By McKenna Downing, MFT Intern
How to Communicate with Your Teenage Son or Daughter
Teenagers have a lot going on, both inside and out. Hormones are going wild, their bodies are changing, and they are surrounded by new roles and responsibilities in and out of the home. As a mom or dad, you must juggle many daily tasks, obligations, and stresses when parenting teens. These aspects of daily life can cause disconnection with loved ones, including your teen, and can create miscommunication quickly. So how do you connect with your teen without spiraling into a fight?
1. Talk With Them About Their Interests
By taking the time to talk about their interests, you build a bridge so that your son or daughter can feel more comfortable coming to you when they are struggling. General questions like “How was school?” are important, but they can be overwhelming for a teen having a rough day. Try to incorporate more specific questions. Pay attention to their interests. Are they really into gaming? Take the time to ask about their favorite game. Why do they like it? Maybe they can show you how to play it sometime? These questions are open-ended and typically require more than a one-word answer for your teen.
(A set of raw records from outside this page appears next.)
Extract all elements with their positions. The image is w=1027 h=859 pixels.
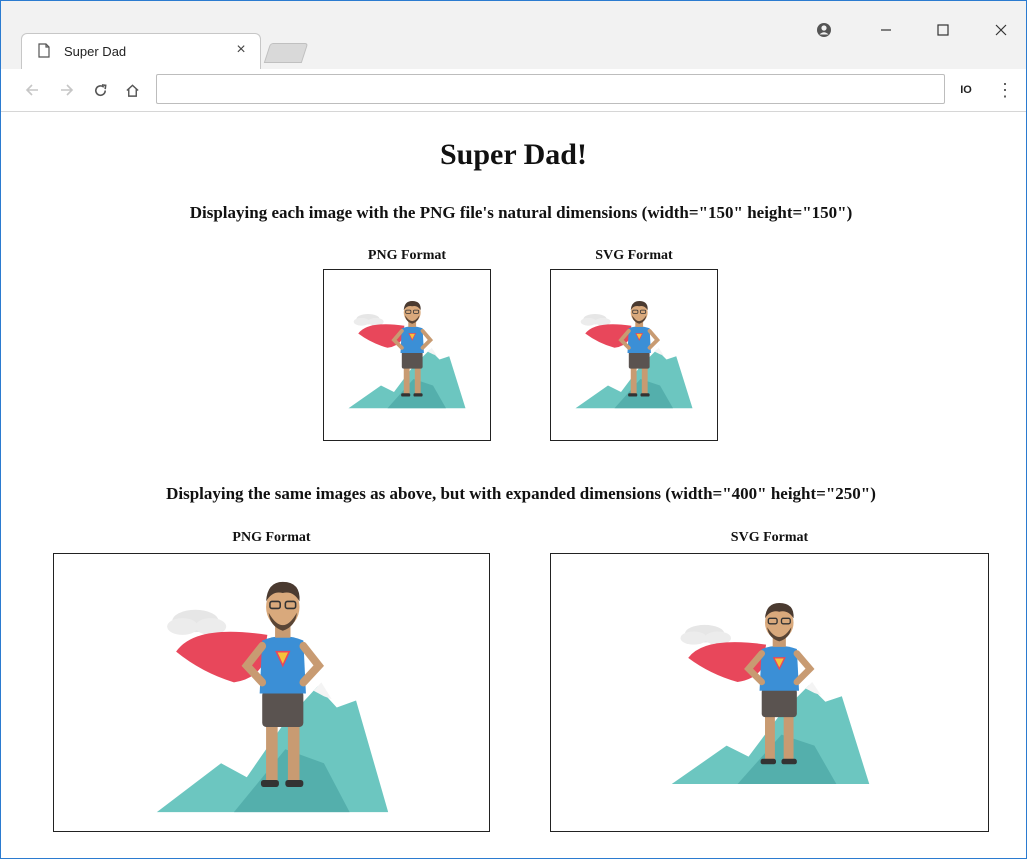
title-bar: Super Dad × xyxy=(1,1,1026,69)
browser-window: Super Dad × IO ⋮ Super Dad! Displaying e… xyxy=(0,0,1027,859)
reload-icon[interactable] xyxy=(89,79,111,101)
png-caption-small: PNG Format xyxy=(367,248,447,263)
tab-title: Super Dad xyxy=(64,44,127,59)
superhero-illustration xyxy=(575,301,693,409)
superhero-illustration xyxy=(348,301,466,409)
close-window-icon[interactable] xyxy=(986,15,1016,45)
home-icon[interactable] xyxy=(121,79,143,101)
section-heading-expanded: Displaying the same images as above, but… xyxy=(166,484,876,503)
superhero-illustration xyxy=(156,581,389,813)
tab-close-icon[interactable]: × xyxy=(232,41,250,59)
minimize-icon[interactable] xyxy=(871,15,901,45)
browser-tab[interactable]: Super Dad × xyxy=(21,33,261,69)
chrome-menu-icon[interactable]: ⋮ xyxy=(996,79,1014,101)
page-title: Super Dad! xyxy=(440,138,587,171)
document-icon xyxy=(38,43,50,63)
cloud-shape xyxy=(167,609,227,635)
cloud-shape xyxy=(353,314,384,326)
svg-caption-large: SVG Format xyxy=(730,530,809,545)
extension-icon[interactable]: IO xyxy=(956,81,976,99)
page-content: Super Dad! Displaying each image with th… xyxy=(1,112,1026,858)
superhero-illustration xyxy=(671,602,870,785)
cloud-shape xyxy=(580,314,611,326)
svg-image-small xyxy=(550,269,718,441)
cloud-shape xyxy=(680,624,731,645)
maximize-icon[interactable] xyxy=(928,15,958,45)
svg-caption-small: SVG Format xyxy=(595,248,673,263)
png-image-small xyxy=(323,269,491,441)
profile-icon[interactable] xyxy=(809,15,839,45)
browser-toolbar: IO ⋮ xyxy=(1,69,1026,112)
section-heading-natural: Displaying each image with the PNG file'… xyxy=(189,203,853,222)
png-image-large xyxy=(53,553,490,832)
svg-image-large xyxy=(550,553,989,832)
png-caption-large: PNG Format xyxy=(232,530,311,545)
new-tab-button[interactable] xyxy=(263,43,309,63)
address-bar[interactable] xyxy=(156,74,945,104)
back-icon[interactable] xyxy=(21,79,43,101)
forward-icon[interactable] xyxy=(56,79,78,101)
You may see some initial pushback. However, continuing to pay attention to their interests can make them feel like you care about them. Over time, you will notice they will begin to be the ones engaging you first in conversations. When framing these questions, pay attention to your tone and timing. The middle of an argument might not be the best time to address these questions. However, if you are constantly interested in them over time, your teen will begin to open up and engage with you.
2. Set Clear Expectations
Contrary to popular belief, having clear expectations and boundaries with your teens is essential, comforting, and is a building block for a healthy relationship.
Think about it. You probably don’t like feeling like unsure of what is expected of you. It can be unsettling. It is the same for your teen; not knowing limits can be highly stressful and cause conflict within the parent-child relationship.
Teens require more freedom than younger children. Your expectations and boundaries with them should be focused on health and safety. Let them know you care about them and the reasoning behind the expectations.
3. Follow Through on Your Promises
Consistency as a parent is critical. Of course, there are times when life can get in the way. However, as a rule, if you say you are going to do something, it is essential that you follow through. If your teen or child feels consistently let down by you, it can breed distrust. Everyone has had at least one inconsistent person in their lives. Now think about how that person could affect your life if they made all the critical decisions for you. It can be distressing.
As a whole, relationships require a certain level of trust. This is especially important when parenting teens because their relationship with you is practice for every other relationship they will have in the future. It’s a lot of pressure, and no one is perfect. However, putting effort into connecting with your teen consistently and doing what you say you will do will go a long way to creating a healthy relationship with them.
4. Have a Set Time to Connect
You will eventually find common ground as you talk with your teen about their interests. You’ll notice that you may enjoy the same things they do. When you find that activity, seize the moment and plan a day in which you and your teen can have at least one hour of quality one-on-one time. If this goes well, make this activity a weekly occurrence. That can seem daunting at first; however, if you are reading this article, you are trying to connect with your teen, and connection takes time and effort. In addition, this activity will be one that you both enjoy doing. You’ll find yourself excited about your set time together each week.
5. Learn Stress Reduction Skills
Stress reduction and coping skills you can use in the moment are very important when trying to connect with your teen. There are most likely going to be arguments. During those arguments, it is vital for you as the parent to self-regulate and use coping skills to keep you calm.
You may be saying that is easier said than done. However, suppose you model the behavior by staying calm and clear. In that case, your teen may still be mad, but your actions can prevent the fight from snowballing into a war. You can do several things within the moment to help you stay calm, including focusing on your breathing.
Belly breathing is proven to get your parasympathetic nervous system to kick in and slow you down. In addition, validating statements such as “I can see you’re upset” or “I can see you are very frustrated right now” can help de-escalate the situation.
Suppose those do not work, and the argument is escalating. In that case, there is nothing wrong with saying, “I can see we are both upset. I need to take 15 minutes to calm down, and then we can come back and talk about this because I can see it’s important to you.” Clearly state the expectation, be concrete about how long the break will be and be consistent by going up to them and talking about the situation once that break has ended.
The Reward of Parenting Teens
Adolescence is a wonderful, complicated time. Most teens are extremely funny and engaging when given the opportunity to connect with others. Do not put pressure on yourself to be a perfect parent. Try and use these techniques and you’ll be in an excellent spot to create a healthy relationship with your teen. And if your child needs some additional support, don’t be afraid to explore therapy for your teen.